Уисса, плато Аир, Нигер
Сад был круглым. Почва – черной. По периметру его окружала изгородь из колючих кустарников, чтобы не забредали верблюды и козы. Посреди сада, по обеим сторонам от колодца и водоема, возвышались две древние финиковые пальмы.
Сад делился на четверти оросительными канавами. Каждая из этих четвертей распадалась на лабиринт грядок-островков, засеянных горохом, бобами, луком, морковью, салатом, кабачками и помидорами.
Садовником был негр-невольник. Целиком поглощенный своей работой, он расхаживал голым, если не считать набедренной повязки. Вытаскивал из шахты колодца кожаное ведро с водой, а потом наблюдал, как вода разбегается по лабиринту канавок. Когда очередной овощ получал положенный ему объем воды, негр запруживал канаву мотыгой и перенаправлял поток к соседним грядкам.
В долине неподалеку виднелись другие круговые частоколы из колючек: туда туареги загоняли на ночь своих коз.
Тот негр, заботившийся о саженцах, поступал в точности как первые диктаторы на земле. В шумерских и египетских архивах можно найти записи о том, что древнейшие цари называли себя «владыками орошающих вод»: они дарили жизнь своим чахнущим подданным или перекрывали краны.

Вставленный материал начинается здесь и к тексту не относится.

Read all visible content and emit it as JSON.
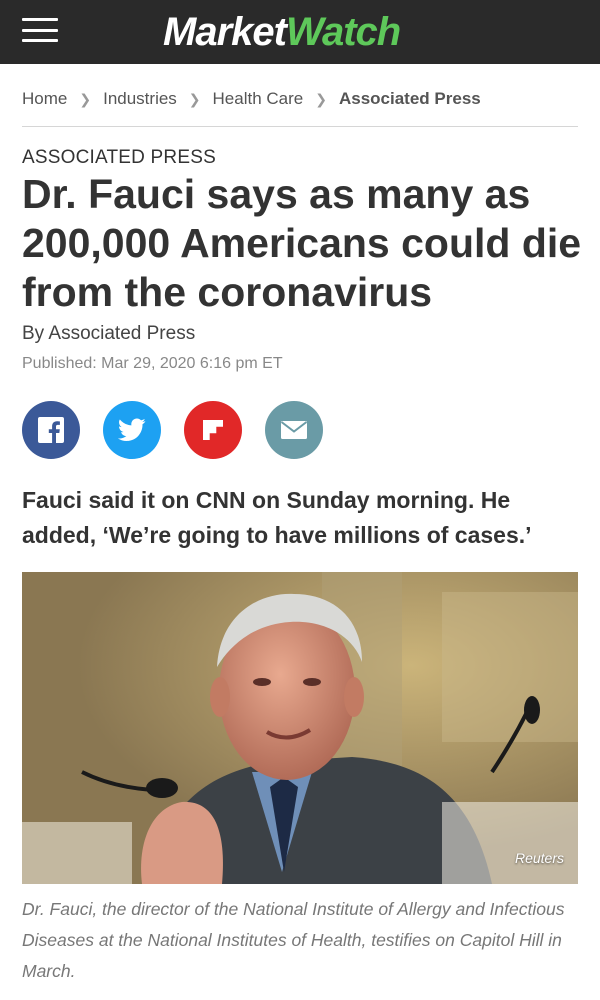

Авель, в чьей гибели Отцы Церкви усматривали указание на грядущее мученичество Христа, был овцеводом. Каин – оседлым земледельцем. Авель был любимцем Бога, потому что сам Яхве был Богом пути, чья неугомонность препятствовала поклонению другим богам. Однако Каину – будущему строителю первого города на земле – было обещано владычество над братом.

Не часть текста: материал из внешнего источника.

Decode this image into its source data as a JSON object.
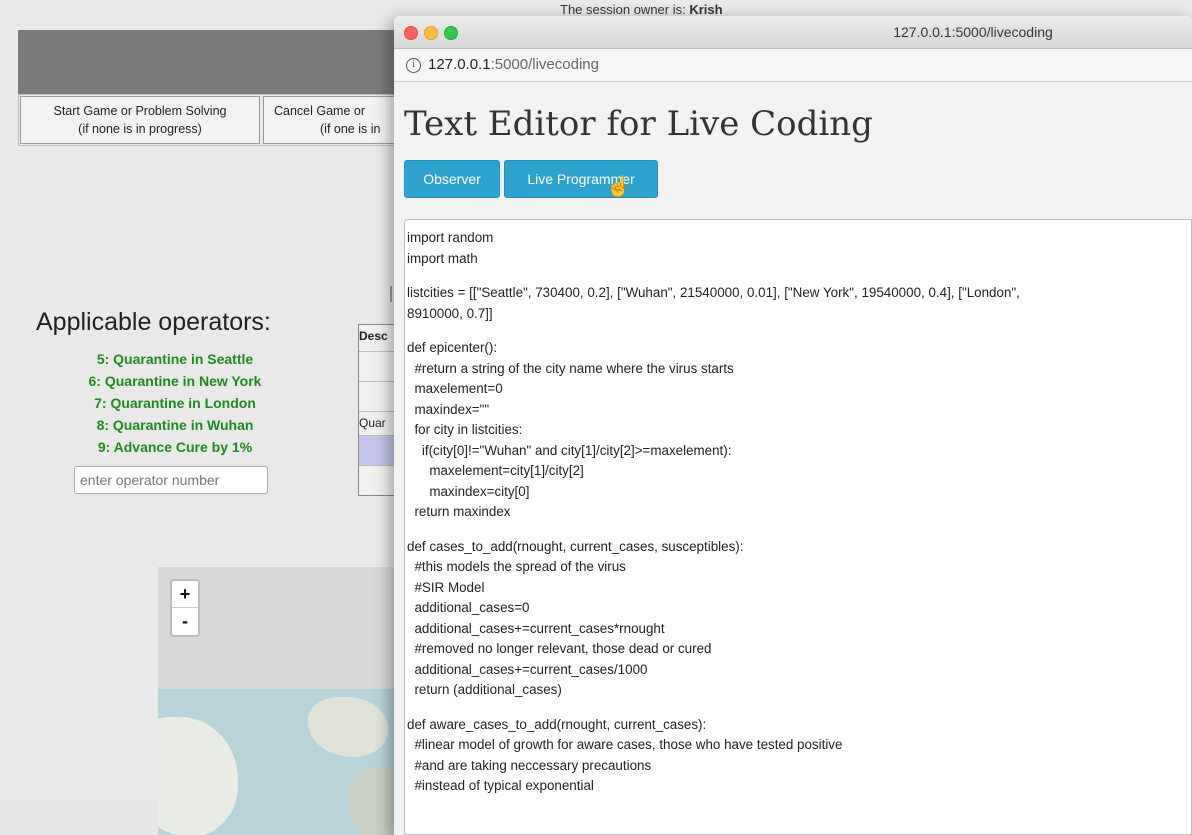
{
  "background": {
    "owner_line_prefix": "The session owner is: ",
    "owner_name": "Krish",
    "buttons": [
      {
        "line1": "Start Game or Problem Solving",
        "line2": "(if none is in progress)"
      },
      {
        "line1": "Cancel Game or",
        "line2": "(if one is in"
      }
    ],
    "operators_title": "Applicable operators:",
    "operators": [
      "5: Quarantine in Seattle",
      "6: Quarantine in New York",
      "7: Quarantine in London",
      "8: Quarantine in Wuhan",
      "9: Advance Cure by 1%"
    ],
    "operator_input_placeholder": "enter operator number",
    "table": {
      "header": "Desc",
      "row": "Quar"
    },
    "map": {
      "zoom_in": "+",
      "zoom_out": "-"
    }
  },
  "popup": {
    "window_title": "127.0.0.1:5000/livecoding",
    "url_host": "127.0.0.1",
    "url_path": ":5000/livecoding",
    "page_title": "Text Editor for Live Coding",
    "observer_button": "Observer",
    "programmer_button": "Live Programmer",
    "code_lines": [
      "import random",
      "import math",
      "",
      "listcities = [[\"Seattle\", 730400, 0.2], [\"Wuhan\", 21540000, 0.01], [\"New York\", 19540000, 0.4], [\"London\",",
      "8910000, 0.7]]",
      "",
      "def epicenter():",
      "  #return a string of the city name where the virus starts",
      "  maxelement=0",
      "  maxindex=\"\"",
      "  for city in listcities:",
      "    if(city[0]!=\"Wuhan\" and city[1]/city[2]>=maxelement):",
      "      maxelement=city[1]/city[2]",
      "      maxindex=city[0]",
      "  return maxindex",
      "",
      "def cases_to_add(rnought, current_cases, susceptibles):",
      "  #this models the spread of the virus",
      "  #SIR Model",
      "  additional_cases=0",
      "  additional_cases+=current_cases*rnought",
      "  #removed no longer relevant, those dead or cured",
      "  additional_cases+=current_cases/1000",
      "  return (additional_cases)",
      "",
      "def aware_cases_to_add(rnought, current_cases):",
      "  #linear model of growth for aware cases, those who have tested positive",
      "  #and are taking neccessary precautions",
      "  #instead of typical exponential"
    ]
  }
}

В одном стихе из мидраша, где толкуется эта ссора, говорится, что сыновья Адама поровну унаследовали мир: Каину во владение досталась вся земля, а Авелю – все живущее на ней. Потом Каин обвинил Авеля в нарушении границ.
Сами имена двух братьев – уже пара противоположностей. Имя «Авель» происходит от древнееврейского гевель, что означает «дыхание» или «пар» – все, что живет, движется и является преходящим, как и его собственная жизнь. А корень имени «Каин», видимо, тот же, что и в глаголе кана – «покупать», «приобретать», «владеть собственностью», и следовательно, «править» или «подчинять».
«Каин» значит также «ковач». А поскольку в некоторых языках – даже в китайском – слова, обозначающие «насилие» и «подчинение», тесно связаны с открытием металлов, то, возможно, Каину и его потомкам было суждено заниматься черными кузнечными ремеслами.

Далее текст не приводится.